In a boat that sails in 4 feet of water and can float in 1, I often ignore channel markers.  
I made an exception in this case.

The wind came back, and a gorgeous, old, wooden, gaff-rigged Herreshof cruised by.

Dropping anchor behind Ram Island, I cleaned myself up,
changed into my shore-going rig, and paddled into town.


My wanderings brought me quickly to the Sippican Historical Society on Front Street.  Just as the last time I was here, it was closed--no hours on Thursdays.  Unlike last time, a women say me sitting on the bench outside, poked her head out, and invited me in.  She is the Society's new archivist, and would be happy to allow me to wander the rooms while she caught up on work.  I must have wandered for almost an hour, fascinated by some of the people who called Marion home, or summered there, in its heyday in the early 20th century.  Cecil Clark Davis painted portraits of some of the luminaries who passed through; on the walls are portraits of Charles Lindberg, and Roald Amundsen.  She was married for a time (a platonic marriage) to another luminary, the journalist and novelist Richard Harding Davis.  Another Marionite of note was illustrator Charles Dana Gibson, whose ink drawings set the style for the stylish American upper classes for over a decade.

Leaving the Historical Society (Laura had a dinner date with her husband), I walked Water Street in search of the house where Grover Cleveland summered two of the years between his presidential terms.  You will know it, Laura told me, by the croquet pitch.  It would have been an unmistakable house, with its rounded angles around the dormers, but the croquet pitch clinched it.


President Cleveland summered the four years between his terms in Marion, twice in this house.
The croquet pitch is out of sight to the left.  I learned that Cleveland Ledge (and the
light I passed sailing in) is so named because it was his favorite fishing place.

Other houses on Water Street, some historic, caught my eye.

 A brook flows behind this gate into the salt marsh.

Imagine having a breezeway with this view.

Some people are never satisfied.

First house on Water Street.

The purpose and history of this tiny house are mysteries to me.
It seems small to be a garage.




An inn or pub, if I recall.

The old houses here were generally built in the 1800s.  This is an exception.

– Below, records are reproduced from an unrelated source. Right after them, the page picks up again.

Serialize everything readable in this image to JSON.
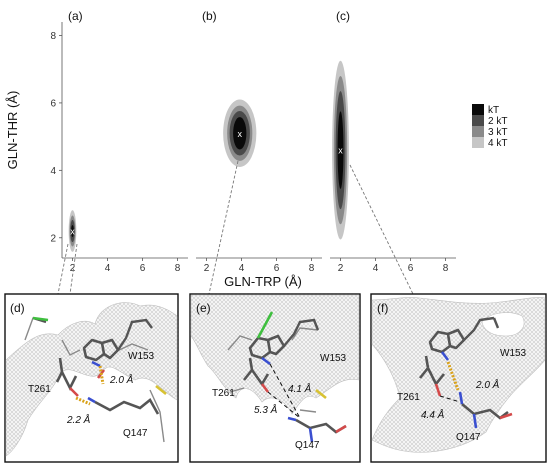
{
  "chart_data": {
    "type": "heatmap",
    "xlabel": "GLN-TRP (Å)",
    "ylabel": "GLN-THR (Å)",
    "x_ticks": [
      2,
      4,
      6,
      8
    ],
    "y_ticks": [
      2,
      4,
      6,
      8
    ],
    "xlim": [
      1.4,
      8.6
    ],
    "ylim": [
      1.4,
      8.4
    ],
    "panels": [
      {
        "label": "(a)",
        "min": {
          "x": 2.0,
          "y": 2.2
        },
        "marker": "x",
        "levels": [
          {
            "name": "4 kT",
            "sx": 0.22,
            "sy": 0.62
          },
          {
            "name": "3 kT",
            "sx": 0.17,
            "sy": 0.46
          },
          {
            "name": "2 kT",
            "sx": 0.13,
            "sy": 0.33
          },
          {
            "name": "kT",
            "sx": 0.08,
            "sy": 0.18
          }
        ]
      },
      {
        "label": "(b)",
        "min": {
          "x": 3.9,
          "y": 5.1
        },
        "marker": "x",
        "levels": [
          {
            "name": "4 kT",
            "sx": 0.95,
            "sy": 1.0
          },
          {
            "name": "3 kT",
            "sx": 0.72,
            "sy": 0.82
          },
          {
            "name": "2 kT",
            "sx": 0.58,
            "sy": 0.66
          },
          {
            "name": "kT",
            "sx": 0.38,
            "sy": 0.48
          }
        ]
      },
      {
        "label": "(c)",
        "min": {
          "x": 2.0,
          "y": 4.6
        },
        "marker": "x",
        "levels": [
          {
            "name": "4 kT",
            "sx": 0.48,
            "sy": 2.65
          },
          {
            "name": "3 kT",
            "sx": 0.38,
            "sy": 2.2
          },
          {
            "name": "2 kT",
            "sx": 0.28,
            "sy": 1.75
          },
          {
            "name": "kT",
            "sx": 0.17,
            "sy": 1.15
          }
        ]
      }
    ],
    "legend": {
      "placement": "right",
      "entries": [
        {
          "label": "kT",
          "color": "#0a0a0a"
        },
        {
          "label": "2 kT",
          "color": "#4a4a4a"
        },
        {
          "label": "3 kT",
          "color": "#8a8a8a"
        },
        {
          "label": "4 kT",
          "color": "#c6c6c6"
        }
      ]
    }
  },
  "snapshots": [
    {
      "label": "(d)",
      "residues": [
        "W153",
        "T261",
        "Q147"
      ],
      "distances": [
        "2.0 Å",
        "2.2 Å"
      ]
    },
    {
      "label": "(e)",
      "residues": [
        "W153",
        "T261",
        "Q147"
      ],
      "distances": [
        "4.1 Å",
        "5.3 Å"
      ]
    },
    {
      "label": "(f)",
      "residues": [
        "W153",
        "T261",
        "Q147"
      ],
      "distances": [
        "2.0 Å",
        "4.4 Å"
      ]
    }
  ]
}
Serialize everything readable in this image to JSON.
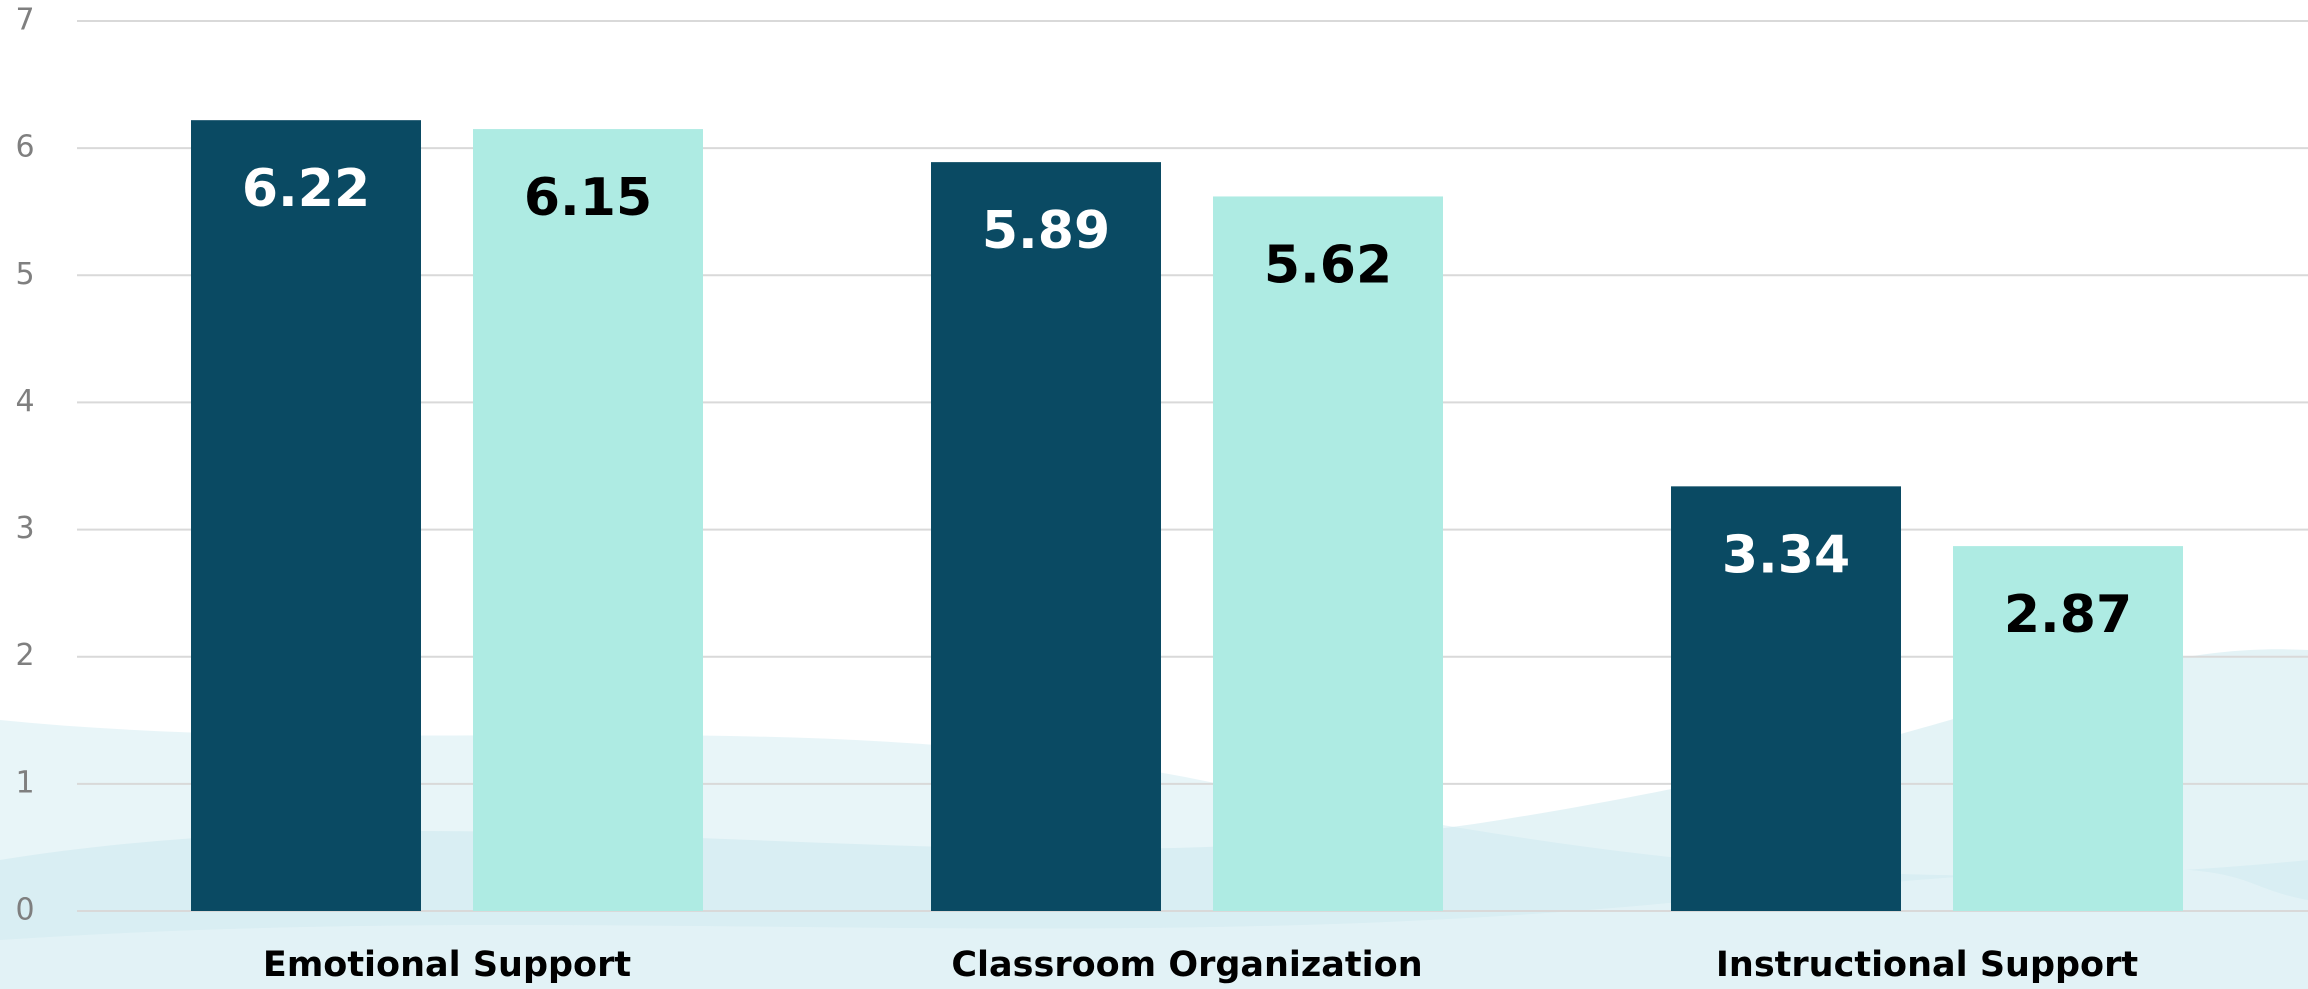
{
  "chart_data": {
    "type": "bar",
    "categories": [
      "Emotional Support",
      "Classroom Organization",
      "Instructional Support"
    ],
    "series": [
      {
        "color": "#0a4a63",
        "label_color": "#ffffff",
        "values": [
          6.22,
          5.89,
          3.34
        ]
      },
      {
        "color": "#aeebe3",
        "label_color": "#000000",
        "values": [
          6.15,
          5.62,
          2.87
        ]
      }
    ],
    "ylim": [
      0,
      7
    ],
    "yticks": [
      0,
      1,
      2,
      3,
      4,
      5,
      6,
      7
    ],
    "grid": true
  }
}
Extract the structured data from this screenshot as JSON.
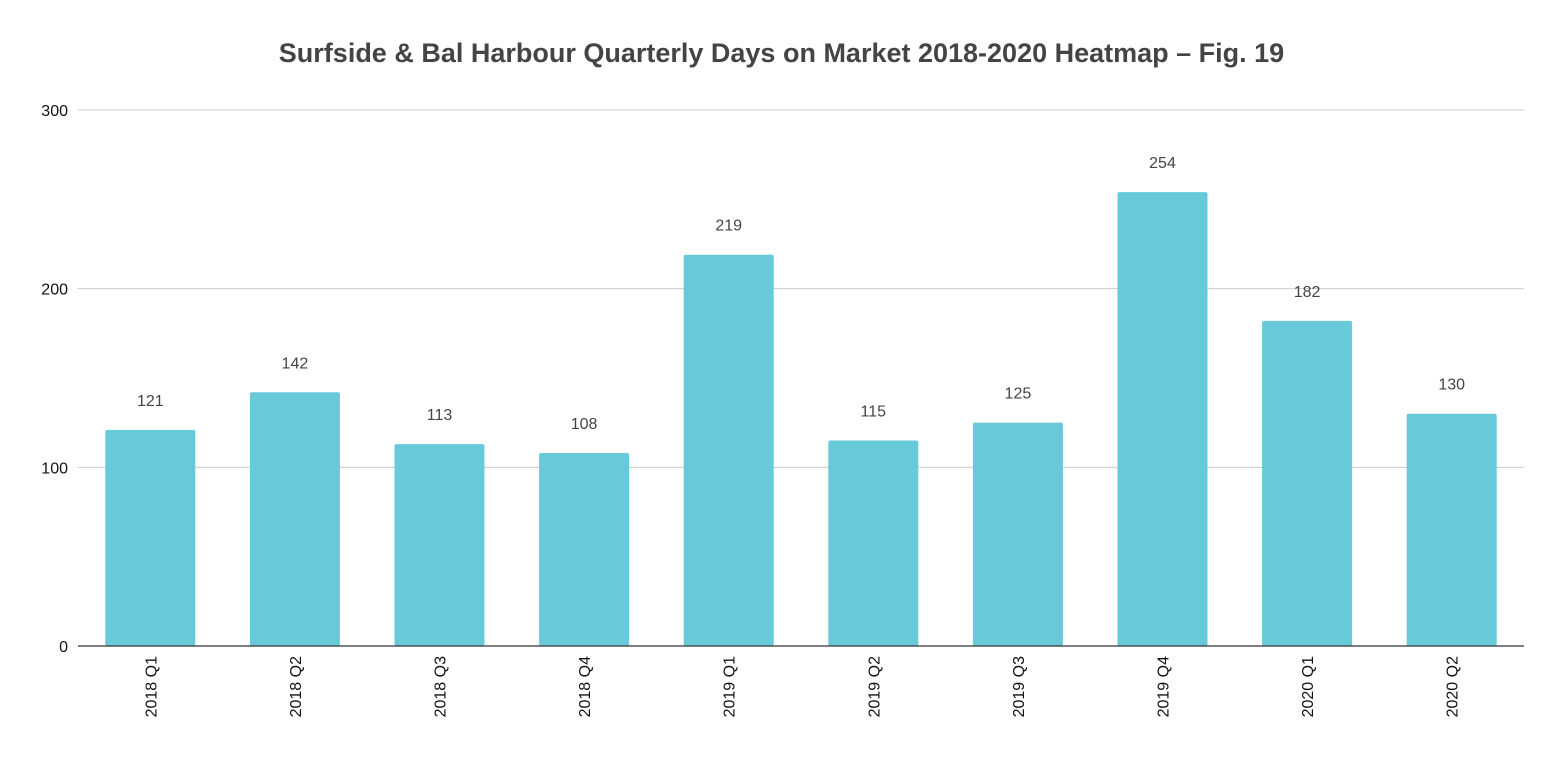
{
  "chart_data": {
    "type": "bar",
    "title": "Surfside & Bal Harbour Quarterly Days on Market 2018-2020 Heatmap – Fig. 19",
    "categories": [
      "2018 Q1",
      "2018 Q2",
      "2018 Q3",
      "2018 Q4",
      "2019 Q1",
      "2019 Q2",
      "2019 Q3",
      "2019 Q4",
      "2020 Q1",
      "2020 Q2"
    ],
    "values": [
      121,
      142,
      113,
      108,
      219,
      115,
      125,
      254,
      182,
      130
    ],
    "xlabel": "",
    "ylabel": "",
    "ylim": [
      0,
      300
    ],
    "yticks": [
      "0",
      "100",
      "200",
      "300"
    ],
    "grid": true,
    "bar_color": "#68c9d9"
  }
}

These folks are just as determined to maintain their property as I am mine.

President Lincoln's private secretaries (and biographers) 
John G. Nicolay and John M. Hay summered in this house.  
It's one of the few times I was stopped in my tracks by a historical plaque.

History is thirsty work.  Looking for some food and drink sent me first to Kate's, which was closed, then to the General Store, which had a selection of ready-to-eat food but wouldn't take a credit card, and finally to Sea Dips ice cream shop--which would only take my card if I spent ten dollars or more.  Ice cream for dinner!  It took a little creative accounting to make everything work out, but I got to enjoy my ice cream in air-condioned comfort and went back to the beach well-satisfied.


Two boats coming in under asymmetric spinnaker.  Are they racing?  (A trick question.)  Besides official races, sailboats are nearly always racing when they have a neighbor of similar size going in the same direction on the same stretch of water.  Previously relaxed sailing will subtly give way to disciplined sail trimming, and the helmsman will put down their book or beverage and become attentive to the slightest shift of wind, and the ruffled water that shows where air is moving.  Progress can be judged by watching your competitor's boat against background trees.  To outward appearance, neither crew will even be aware of the others existence.  And of course both skippers will strenuously deny they were ever racing--especially the loser.

A panoramic look at the anchorage, with close-ups of some of the residents.

Showing-off such a handsome wooden hull must cost a mint in upkeep.


Sunset.

Night.
My favorite place to sit and relax or read once the sun is gone is the port bench, using the
cabin as a backrest.  The only think lacking is a good place to put my wine glass.